The entry signal would be a unique signal that you’d use that meets your initial screen to determine when you might enter a position—either long or short. There are all sorts of signals one might use for entry, but it typically involves some sort of move in your direction that occurs after a particular set-up occurs.

The protective stop is the worst-case loss you would want to experience. Your stop might be some value that will keep you in the trade for a long time (i.e., a 25% drop in the price of the stock) or something that will get you out quickly if the market turns against you. Protective stops are absolutely essential. Markets don’t go up forever and they don’t go down forever. You need stops to protect yourself.

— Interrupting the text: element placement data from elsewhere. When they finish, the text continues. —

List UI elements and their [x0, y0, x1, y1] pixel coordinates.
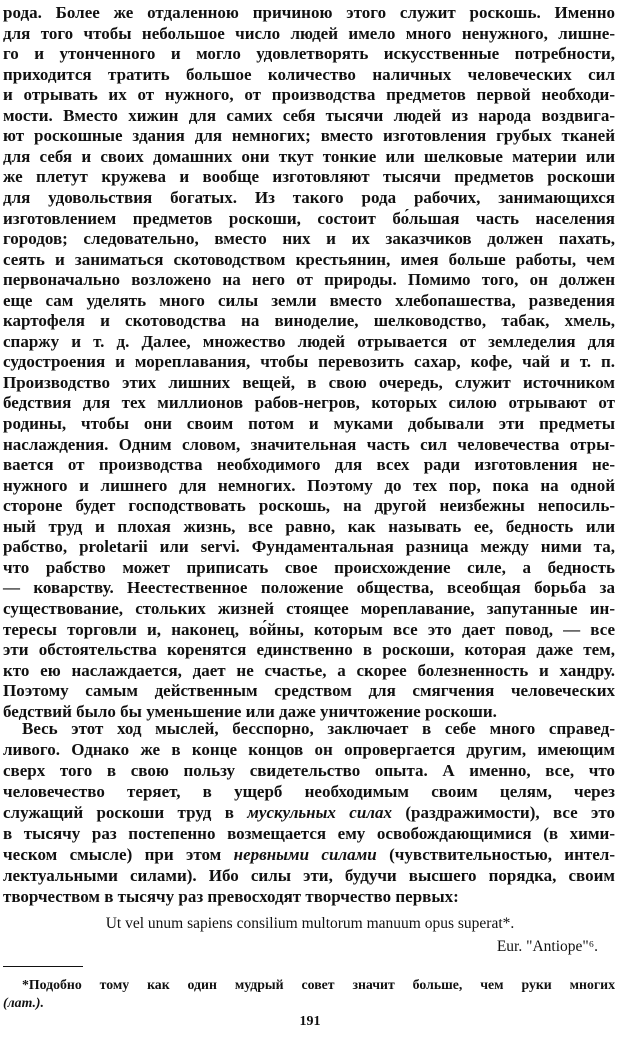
epigraph-attribution: Eur. "Antiope"⁶.	[496, 938, 598, 955]
text-line: для того чтобы небольшое число людей имело много ненужного, лишне-	[3, 23, 615, 43]
text-line: рабство, proletarii или servi. Фундаментальная разница между ними та,	[3, 537, 615, 557]
text-fragment: (раздражимости), все это	[392, 803, 615, 822]
text-line: существование, стольких жизней стоящее мореплавание, запутанные ин-	[3, 598, 615, 618]
text-line: спаржу и т. д. Далее, множество людей отрывается от земледелия для	[3, 331, 615, 351]
text-line: в тысячу раз постепенно возмещается ему освобождающимися (в хими-	[3, 824, 615, 843]
text-line: эти обстоятельства коренятся единственно в роскоши, которая даже тем,	[3, 640, 615, 660]
text-line: еще сам уделять много силы земли вместо хлебопашества, разведения	[3, 290, 615, 310]
footnote-line: (лат.).	[3, 995, 44, 1010]
text-line: человечество теряет, в ущерб необходимым своим целям, через	[3, 782, 615, 801]
text-line: стороне будет господствовать роскошь, на другой неизбежны непосиль-	[3, 496, 615, 516]
text-line	[3, 803, 615, 824]
text-line: нужного и лишнего для немногих. Поэтому до тех пор, пока на одной	[3, 475, 615, 495]
text-line: же плетут кружева и вообще изготовляют тысячи предметов роскоши	[3, 167, 615, 187]
text-line: родины, чтобы они своим потом и муками добывали эти предметы	[3, 414, 615, 433]
text-line: лектуальными силами). Ибо силы эти, будучи высшего порядка, своим	[3, 866, 615, 885]
text-line: мости. Вместо хижин для самих себя тысячи людей из народа воздвига-	[3, 105, 615, 125]
text-line: изготовлением предметов роскоши, состоит бо́льшая часть населения	[3, 208, 615, 228]
text-line: Весь этот ход мыслей, бесспорно, заключает в себе много справед-	[22, 719, 615, 738]
text-fragment: служащий роскоши труд в	[3, 803, 248, 822]
text-line: го и утонченного и могло удовлетворять искусственные потребности,	[3, 44, 615, 64]
text-line: сеять и заниматься скотоводством крестьянин, имея больше работы, чем	[3, 249, 615, 269]
text-line: судостроения и мореплавания, чтобы перевозить сахар, кофе, чай и т. п.	[3, 352, 615, 372]
text-line: городов; следовательно, вместо них и их заказчиков должен пахать,	[3, 229, 615, 249]
text-line: бедствий было бы уменьшение или даже уничтожение роскоши.	[3, 701, 497, 721]
text-line: ный труд и плохая жизнь, все равно, как называть ее, бедность или	[3, 516, 615, 536]
text-line: что рабство может приписать свое происхождение силе, а бедность	[3, 557, 615, 577]
text-line: наслаждения. Одним словом, значительная часть сил человечества отры-	[3, 434, 615, 454]
text-line: тересы торговли и, наконец, во́йны, которым все это дает повод, — все	[3, 619, 615, 639]
epigraph: Ut vel unum sapiens consilium multorum manuum opus superat*.	[105, 915, 515, 932]
text-line: ют роскошные здания для немногих; вместо изготовления грубых тканей	[3, 126, 615, 146]
text-line: Производство этих лишних вещей, в свою очередь, служит источником	[3, 372, 615, 392]
text-fragment: ческом смысле) при этом	[3, 845, 234, 864]
text-line: и отрывать их от нужного, от производства предметов первой необходи-	[3, 85, 615, 105]
text-line: сверх того в свою пользу свидетельство опыта. А именно, все, что	[3, 761, 615, 780]
text-fragment: (чувствительностью, интел-	[376, 845, 615, 864]
text-line: вается от производства необходимого для всех ради изготовления не-	[3, 455, 615, 475]
text-line: для удовольствия богатых. Из такого рода рабочих, занимающихся	[3, 187, 615, 207]
text-line: рода. Более же отдаленною причиною этого служит роскошь. Именно	[3, 3, 615, 22]
text-line: первоначально возложено на него от природы. Помимо того, он должен	[3, 270, 615, 290]
text-line: кто ею наслаждается, дает не счастье, а скорее болезненность и хандру.	[3, 660, 615, 680]
page-number: 191	[299, 1014, 321, 1029]
italic-term: мускульных силах	[247, 803, 392, 822]
text-line: ливого. Однако же в конце концов он опровергается другим, имеющим	[3, 740, 615, 759]
text-line: приходится тратить большое количество наличных человеческих сил	[3, 64, 615, 84]
text-line	[3, 845, 615, 866]
text-line: Поэтому самым действенным средством для смягчения человеческих	[3, 681, 615, 701]
footnote-divider	[3, 966, 83, 967]
text-line: картофеля и скотоводства на виноделие, шелководство, табак, хмель,	[3, 311, 615, 331]
italic-term: нервными силами	[233, 845, 377, 864]
text-line: бедствия для тех миллионов рабов-негров, которых силою отрывают от	[3, 393, 615, 413]
footnote-line: *Подобно тому как один мудрый совет значит больше, чем руки многих	[22, 977, 615, 992]
text-line: творчеством в тысячу раз превосходят творчество первых:	[3, 887, 459, 906]
text-line: — коварству. Неестественное положение общества, всеобщая борьба за	[3, 578, 615, 598]
text-line: для себя и своих домашних они ткут тонкие или шелковые материи или	[3, 146, 615, 166]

A re-entry strategy. Quite often when you get stopped out of a position, the stock will turn around in the direction that favors your old position. When this happens, you might have a perfect chance for profits that was not covered by your original set-up and entry conditions. As a result, you also need to think about re-entry criteria. When might you want to get back into a closed out position.

The exit strategy could be very simple. It is one factor in your trading of which you have total control. It is your exits that control whether or not you make money in the market or have small losses. You should spend a great deal of time and thought on your exit strategies. This is an important shift in thinking that you will benefit from right now. You don’t make money when you enter the market you make your money upon your exit of the market. Far too many people focus only on market entry, or what to buy, rather than when to sell.

Position sizing is that part of your system that controls how much you trade. It determines how many shares of stock you should buy or “how much” you should invest in any given trade. It is through position sizing that you will meet your objectives.

Finally, depending upon how robust your trading system is, you might need multiple trading systems for each type of market. At minimum, I believe that you might need one system for trending markets and another system for flat markets. Many professional traders have multiple systems that operate in multiple time frames over many markets to help offset the enormous portfolio dependence of a single trend following system.

Your system should reflect your beliefs (i.e., who you are as a trader and as a person). Many people are just looking for “any system that works,” but if your trading system doesn’t match your beliefs about the markets, you will eventually find a way to sabotage your trading.

Improving your trading performance will not come from some indicator that better predicts the market. It comes from learning the art of trading and understanding how to create a trading system that fits your wants, needs, desires and lifestyle.